Medvedev rules out campaign debates

Plans for TV and radio debates ahead of Russia’s presidential poll on March 2 have been thrown into disarray with favourite, Dmitry Medvedev, rejecting the idea and another candidate, Gennady Zyuganov, wavering. The official media campaign starts on Satur

Campaigning in the media is set to start on February 2.

On Tuesday, the Central Election Commission was giving out free TV air time for the presidential candidates.

Election law demands free slots be given during prime time, though this was far from observed during the Duma campaign. The two most popular channels provided time early in the morning or late at night. The Central election commission admitted negotiations with TV networks were tough.

Names of the candidates will be put in ballots according to the Russian alphabet: Bogdanov, Zhirinovsky, Zyuganov and Medvedev – the exact opposite of their standing in the polls with Medvedev miles ahead of the pack and Bogdanov bringing up the rear.

With just days left before media campaign's due to begin, Presidential candidate Dmitry Medvedev says he will not take part in TV debates.

“Every candidate has the right to refuse to take part in joint campaigning activities. In this case time slots will not change,” Maya Grishina from Central Election Commission explains.

Communist leader Gennady Zyuganov suggests he may also drop out of the debates on television.

“We will take all steps to ensure the debates between Zyuganov and Medvedev take place. This question is not closed. The decision on whether Zyuganov will take part has not been made,” Ivan Melnikov from the Communist Party says.

But liberal democrat Vladimir Zhirinovsky, known for his flamboyant rhetoric, will not miss out on a chance to criticize his opponents.

Andrey Bogdanov might be his only rival on TV. Often referred to as the leader of the Russian freemasons, he has about 1 per cent of the vote, but is ready to strike while the iron's hot.

“We are taking part in the election to show there are democratic voters, we count on at least 20 per cent of the vote.
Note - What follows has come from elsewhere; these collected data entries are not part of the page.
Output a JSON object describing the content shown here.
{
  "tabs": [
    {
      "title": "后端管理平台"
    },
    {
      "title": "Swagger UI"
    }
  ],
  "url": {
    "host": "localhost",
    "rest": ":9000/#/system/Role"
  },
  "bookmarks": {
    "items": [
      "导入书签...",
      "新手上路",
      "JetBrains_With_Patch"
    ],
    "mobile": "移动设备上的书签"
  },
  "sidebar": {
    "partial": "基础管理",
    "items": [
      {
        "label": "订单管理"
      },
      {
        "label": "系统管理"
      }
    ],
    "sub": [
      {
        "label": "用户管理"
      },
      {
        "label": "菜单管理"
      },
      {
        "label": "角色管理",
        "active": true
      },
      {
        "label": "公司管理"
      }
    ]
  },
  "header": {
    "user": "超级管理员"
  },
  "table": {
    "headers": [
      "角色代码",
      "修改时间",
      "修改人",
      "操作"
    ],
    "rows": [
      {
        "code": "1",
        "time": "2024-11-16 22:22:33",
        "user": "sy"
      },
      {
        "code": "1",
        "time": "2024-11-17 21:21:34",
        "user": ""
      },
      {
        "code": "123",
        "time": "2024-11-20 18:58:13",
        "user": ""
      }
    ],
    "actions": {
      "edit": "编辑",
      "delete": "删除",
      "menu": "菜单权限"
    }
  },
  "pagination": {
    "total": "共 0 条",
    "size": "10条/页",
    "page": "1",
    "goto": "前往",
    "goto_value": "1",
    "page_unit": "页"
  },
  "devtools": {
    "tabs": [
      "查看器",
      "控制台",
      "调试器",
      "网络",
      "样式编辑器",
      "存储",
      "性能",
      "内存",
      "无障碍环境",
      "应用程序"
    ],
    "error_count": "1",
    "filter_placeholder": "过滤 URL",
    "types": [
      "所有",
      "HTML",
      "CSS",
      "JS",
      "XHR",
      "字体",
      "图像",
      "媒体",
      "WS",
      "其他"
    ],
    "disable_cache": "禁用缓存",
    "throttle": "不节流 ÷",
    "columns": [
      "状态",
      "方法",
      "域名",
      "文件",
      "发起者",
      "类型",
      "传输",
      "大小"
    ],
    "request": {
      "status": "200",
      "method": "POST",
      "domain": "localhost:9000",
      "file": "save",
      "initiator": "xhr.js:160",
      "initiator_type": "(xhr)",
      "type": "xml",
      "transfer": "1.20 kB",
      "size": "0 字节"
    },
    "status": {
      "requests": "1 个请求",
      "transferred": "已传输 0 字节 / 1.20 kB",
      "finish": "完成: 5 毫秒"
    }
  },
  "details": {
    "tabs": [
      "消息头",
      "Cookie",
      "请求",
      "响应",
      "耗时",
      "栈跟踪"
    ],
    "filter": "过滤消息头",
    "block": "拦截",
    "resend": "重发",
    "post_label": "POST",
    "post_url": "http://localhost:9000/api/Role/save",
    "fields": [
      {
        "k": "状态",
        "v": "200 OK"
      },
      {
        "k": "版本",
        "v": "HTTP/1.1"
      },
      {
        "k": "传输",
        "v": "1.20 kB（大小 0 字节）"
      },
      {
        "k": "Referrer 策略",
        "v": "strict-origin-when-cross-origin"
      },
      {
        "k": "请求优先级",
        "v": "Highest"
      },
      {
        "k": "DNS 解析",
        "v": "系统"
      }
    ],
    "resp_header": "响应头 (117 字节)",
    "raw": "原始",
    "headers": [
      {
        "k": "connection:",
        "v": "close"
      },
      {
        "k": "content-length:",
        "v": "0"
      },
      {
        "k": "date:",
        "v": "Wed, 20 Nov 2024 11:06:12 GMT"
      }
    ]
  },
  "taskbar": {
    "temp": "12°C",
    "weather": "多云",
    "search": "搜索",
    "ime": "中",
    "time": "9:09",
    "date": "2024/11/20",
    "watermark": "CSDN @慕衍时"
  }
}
This will show the authorities that there are people who think differently and see an alternative for the country,” Bogdanov says.

The other variable in the election are the monitors.

The OSCE has asked Russia to reconsider how many observers it's willing to allow at the presidential poll and criticised the length of time they're allowed to stay.

In December's parliamentary vote the OSCE boycotted over alleged visa delays.

Russia dismissed the claims saying the organisation was biased.